What exactly does ‘guidance’ mean?
“We’ve been told our county must meet the red tier requirements” to open grades 7-12, she said. “What if we never get to the red tier? What then?” She also expressed doubt that the state would cut off funding or shut down campuses.
She later added, referring to state and local health guidance on school reopening, “Isn’t a guideline a general rule, principle or piece of advice? By very definition, a guideline is not enforceable by law. The excuse that the guidelines are too strict for middle schools to open is unacceptable.”
Griepp is among the organizers of a Sylvan student sit-out protest planned for Friday. A digital flyer for the protest urges families of all district students to keep their learning devices off that day. “Please call your school and let them know you are sitting out in support of every 6th, 7th & 8th grade student,” it says.
A letter from a student to the board also made a case for getting students back in classrooms. The student, named Avery, first wrote of the academic difficulty of distance learning, then turned to social-emotional challenges.

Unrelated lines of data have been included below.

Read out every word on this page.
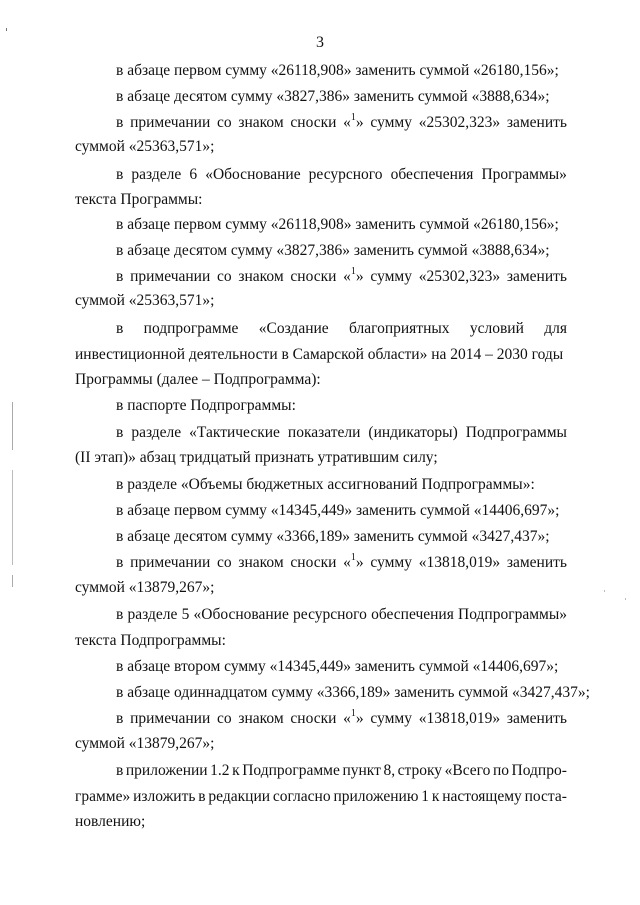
3
в абзаце первом сумму «26118,908» заменить суммой «26180,156»;
в абзаце десятом сумму «3827,386» заменить суммой «3888,634»;
в примечании со знаком сноски «$^1$» сумму «25302,323» заменить
суммой «25363,571»;
в разделе 6 «Обоснование ресурсного обеспечения Программы»
текста Программы:
в абзаце первом сумму «26118,908» заменить суммой «26180,156»;
в абзаце десятом сумму «3827,386» заменить суммой «3888,634»;
в примечании со знаком сноски «$^1$» сумму «25302,323» заменить
суммой «25363,571»;
в подпрограмме «Создание благоприятных условий для
инвестиционной деятельности в Самарской области» на 2014 – 2030 годы
Программы (далее – Подпрограмма):
в паспорте Подпрограммы:
в разделе «Тактические показатели (индикаторы) Подпрограммы
(II этап)» абзац тридцатый признать утратившим силу;
в разделе «Объемы бюджетных ассигнований Подпрограммы»:
в абзаце первом сумму «14345,449» заменить суммой «14406,697»;
в абзаце десятом сумму «3366,189» заменить суммой «3427,437»;
в примечании со знаком сноски «$^1$» сумму «13818,019» заменить
суммой «13879,267»;
в разделе 5 «Обоснование ресурсного обеспечения Подпрограммы»
текста Подпрограммы:
в абзаце втором сумму «14345,449» заменить суммой «14406,697»;
в абзаце одиннадцатом сумму «3366,189» заменить суммой «3427,437»;
в примечании со знаком сноски «$^1$» сумму «13818,019» заменить
суммой «13879,267»;
в приложении 1.2 к Подпрограмме пункт 8, строку «Всего по Подпро-
грамме» изложить в редакции согласно приложению 1 к настоящему поста-
новлению;
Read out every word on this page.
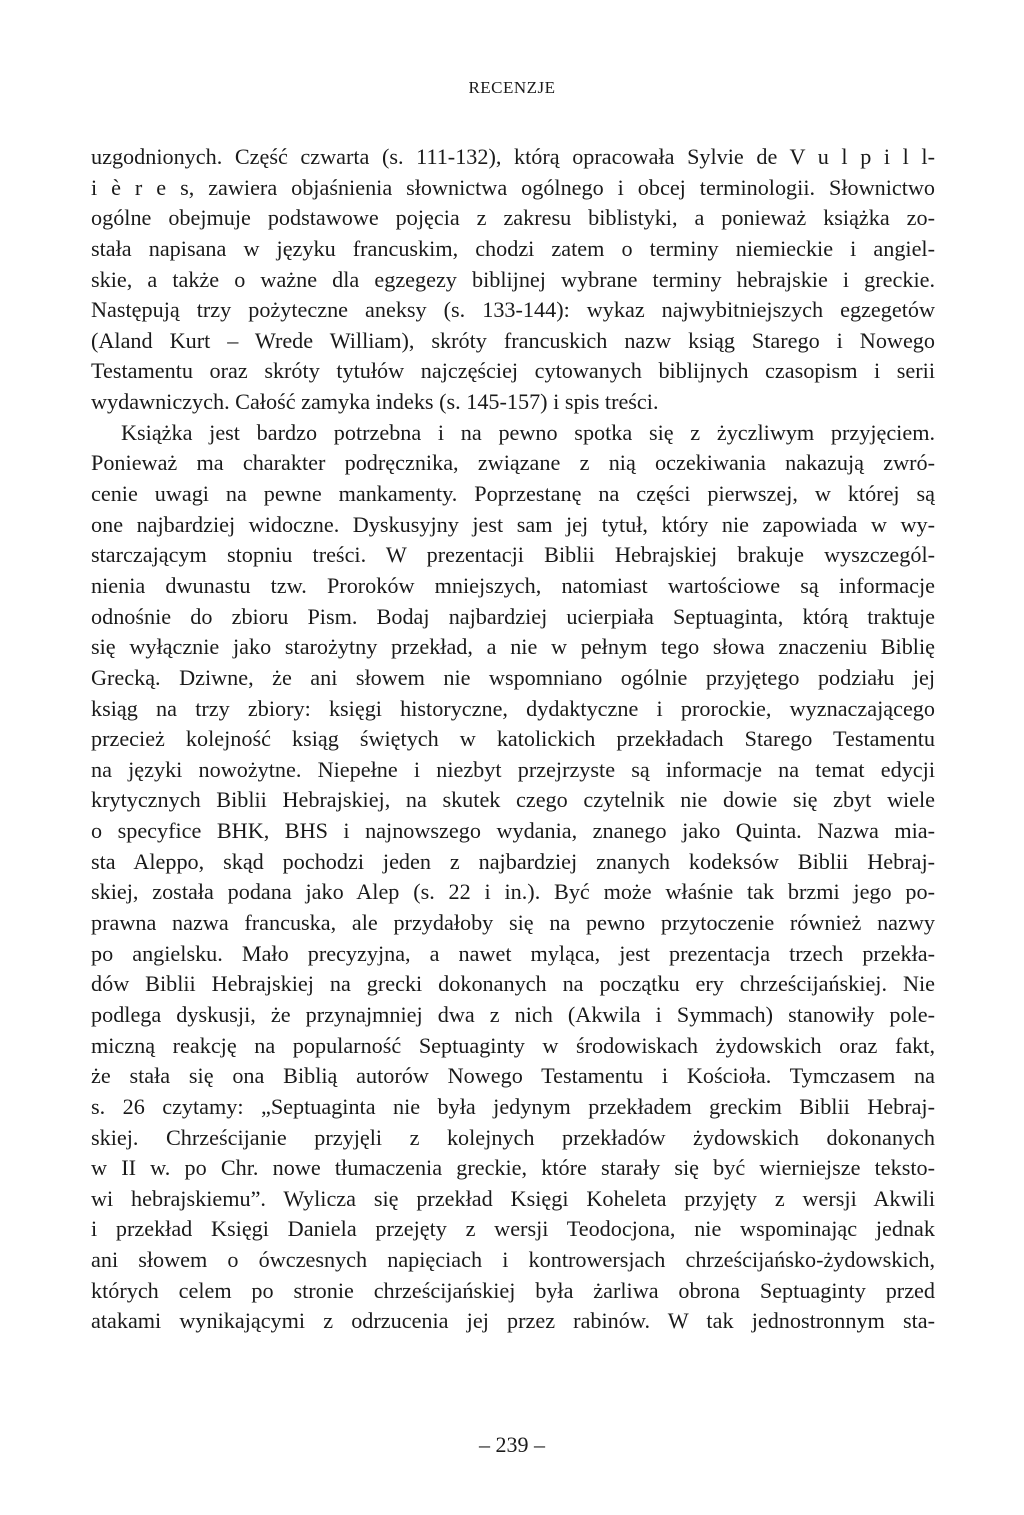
RECENZJE
uzgodnionych. Część czwarta (s. 111-132), którą opracowała Sylvie de V u l p i l l-
i è r e s, zawiera objaśnienia słownictwa ogólnego i obcej terminologii. Słownictwo
ogólne obejmuje podstawowe pojęcia z zakresu biblistyki, a ponieważ książka zo-
stała napisana w języku francuskim, chodzi zatem o terminy niemieckie i angiel-
skie, a także o ważne dla egzegezy biblijnej wybrane terminy hebrajskie i greckie.
Następują trzy pożyteczne aneksy (s. 133-144): wykaz najwybitniejszych egzegetów
(Aland Kurt – Wrede William), skróty francuskich nazw ksiąg Starego i Nowego
Testamentu oraz skróty tytułów najczęściej cytowanych biblijnych czasopism i serii
wydawniczych. Całość zamyka indeks (s. 145-157) i spis treści.
Książka jest bardzo potrzebna i na pewno spotka się z życzliwym przyjęciem.
Ponieważ ma charakter podręcznika, związane z nią oczekiwania nakazują zwró-
cenie uwagi na pewne mankamenty. Poprzestanę na części pierwszej, w której są
one najbardziej widoczne. Dyskusyjny jest sam jej tytuł, który nie zapowiada w wy-
starczającym stopniu treści. W prezentacji Biblii Hebrajskiej brakuje wyszczegól-
nienia dwunastu tzw. Proroków mniejszych, natomiast wartościowe są informacje
odnośnie do zbioru Pism. Bodaj najbardziej ucierpiała Septuaginta, którą traktuje
się wyłącznie jako starożytny przekład, a nie w pełnym tego słowa znaczeniu Biblię
Grecką. Dziwne, że ani słowem nie wspomniano ogólnie przyjętego podziału jej
ksiąg na trzy zbiory: księgi historyczne, dydaktyczne i prorockie, wyznaczającego
przecież kolejność ksiąg świętych w katolickich przekładach Starego Testamentu
na języki nowożytne. Niepełne i niezbyt przejrzyste są informacje na temat edycji
krytycznych Biblii Hebrajskiej, na skutek czego czytelnik nie dowie się zbyt wiele
o specyfice BHK, BHS i najnowszego wydania, znanego jako Quinta. Nazwa mia-
sta Aleppo, skąd pochodzi jeden z najbardziej znanych kodeksów Biblii Hebraj-
skiej, została podana jako Alep (s. 22 i in.). Być może właśnie tak brzmi jego po-
prawna nazwa francuska, ale przydałoby się na pewno przytoczenie również nazwy
po angielsku. Mało precyzyjna, a nawet myląca, jest prezentacja trzech przekła-
dów Biblii Hebrajskiej na grecki dokonanych na początku ery chrześcijańskiej. Nie
podlega dyskusji, że przynajmniej dwa z nich (Akwila i Symmach) stanowiły pole-
miczną reakcję na popularność Septuaginty w środowiskach żydowskich oraz fakt,
że stała się ona Biblią autorów Nowego Testamentu i Kościoła. Tymczasem na
s. 26 czytamy: „Septuaginta nie była jedynym przekładem greckim Biblii Hebraj-
skiej. Chrześcijanie przyjęli z kolejnych przekładów żydowskich dokonanych
w II w. po Chr. nowe tłumaczenia greckie, które starały się być wierniejsze teksto-
wi hebrajskiemu”. Wylicza się przekład Księgi Koheleta przyjęty z wersji Akwili
i przekład Księgi Daniela przejęty z wersji Teodocjona, nie wspominając jednak
ani słowem o ówczesnych napięciach i kontrowersjach chrześcijańsko-żydowskich,
których celem po stronie chrześcijańskiej była żarliwa obrona Septuaginty przed
atakami wynikającymi z odrzucenia jej przez rabinów. W tak jednostronnym sta-
– 239 –
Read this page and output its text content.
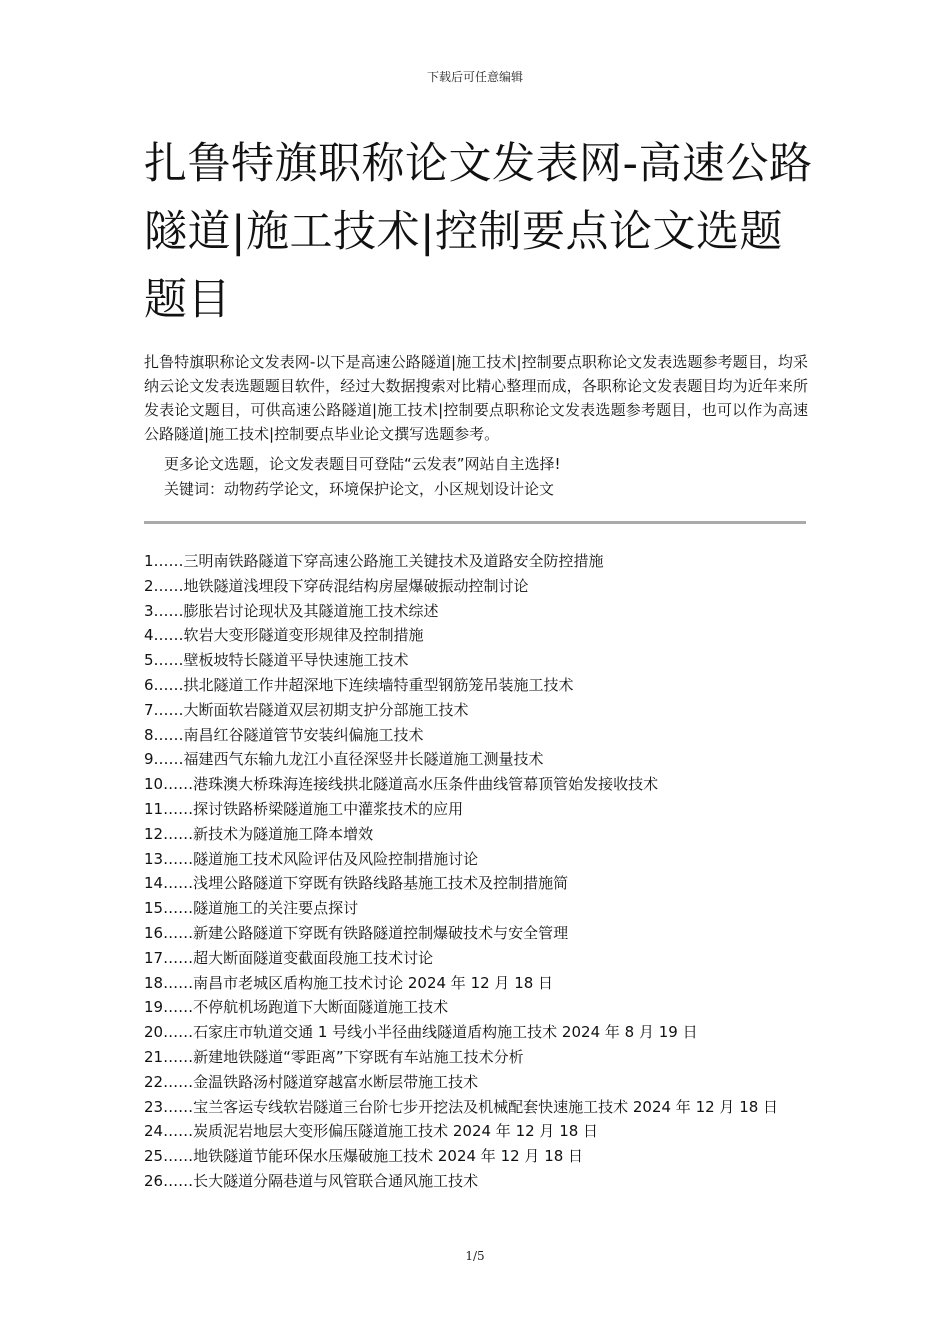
下载后可任意编辑
扎鲁特旗职称论文发表网-高速公路隧道|施工技术|控制要点论文选题题目

扎鲁特旗职称论文发表网-以下是高速公路隧道|施工技术|控制要点职称论文发表选题参考题目，均采纳云论文发表选题题目软件，经过大数据搜索对比精心整理而成，各职称论文发表题目均为近年来所发表论文题目，可供高速公路隧道|施工技术|控制要点职称论文发表选题参考题目，也可以作为高速公路隧道|施工技术|控制要点毕业论文撰写选题参考。

更多论文选题，论文发表题目可登陆“云发表”网站自主选择!
关键词：动物药学论文，环境保护论文，小区规划设计论文
1……三明南铁路隧道下穿高速公路施工关键技术及道路安全防控措施
2……地铁隧道浅埋段下穿砖混结构房屋爆破振动控制讨论
3……膨胀岩讨论现状及其隧道施工技术综述
4……软岩大变形隧道变形规律及控制措施
5……壁板坡特长隧道平导快速施工技术
6……拱北隧道工作井超深地下连续墙特重型钢筋笼吊装施工技术
7……大断面软岩隧道双层初期支护分部施工技术
8……南昌红谷隧道管节安装纠偏施工技术
9……福建西气东输九龙江小直径深竖井长隧道施工测量技术
10……港珠澳大桥珠海连接线拱北隧道高水压条件曲线管幕顶管始发接收技术
11……探讨铁路桥梁隧道施工中灌浆技术的应用
12……新技术为隧道施工降本增效
13……隧道施工技术风险评估及风险控制措施讨论
14……浅埋公路隧道下穿既有铁路线路基施工技术及控制措施简
15……隧道施工的关注要点探讨
16……新建公路隧道下穿既有铁路隧道控制爆破技术与安全管理
17……超大断面隧道变截面段施工技术讨论
18……南昌市老城区盾构施工技术讨论 2024 年 12 月 18 日
19……不停航机场跑道下大断面隧道施工技术
20……石家庄市轨道交通 1 号线小半径曲线隧道盾构施工技术 2024 年 8 月 19 日
21……新建地铁隧道“零距离”下穿既有车站施工技术分析
22……金温铁路汤村隧道穿越富水断层带施工技术
23……宝兰客运专线软岩隧道三台阶七步开挖法及机械配套快速施工技术 2024 年 12 月 18 日
24……炭质泥岩地层大变形偏压隧道施工技术 2024 年 12 月 18 日
25……地铁隧道节能环保水压爆破施工技术 2024 年 12 月 18 日
26……长大隧道分隔巷道与风管联合通风施工技术
1/5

“Almost all of my friends are from school, which meant I would see them every day. Now I have seen them not even once, and we aren’t even as close as we used to be. ... All of my socialization is gone due to this,” she said.
“I also lost the chance to make new friends this year because everyone has their camera off, which I can’t blame them for doing. I don’t even know what more than half of my classmates look like.”
During board discussion after Fredrickson’s presentation, trustee Cynthia Lindsey returned to the topic of state and county guidance. “My understanding is that guidance is a law, we have to follow that rule, and there’s not any wavering from it.”
She asked the superintendent if her understanding is correct, and he agreed. The state Department of Public Health sets the requirements and made clear in January that they supersede local public health, Fredrickson said.
“Prior to that, they were giving more discretion to local public health,” he said, “but in this new document, it was clearly stated that they are the last word” on requirements for public schools to operate.
The superintendent’s slide presentation to the board is an attachment in the board meeting agenda at bit.ly/2NFnUnf.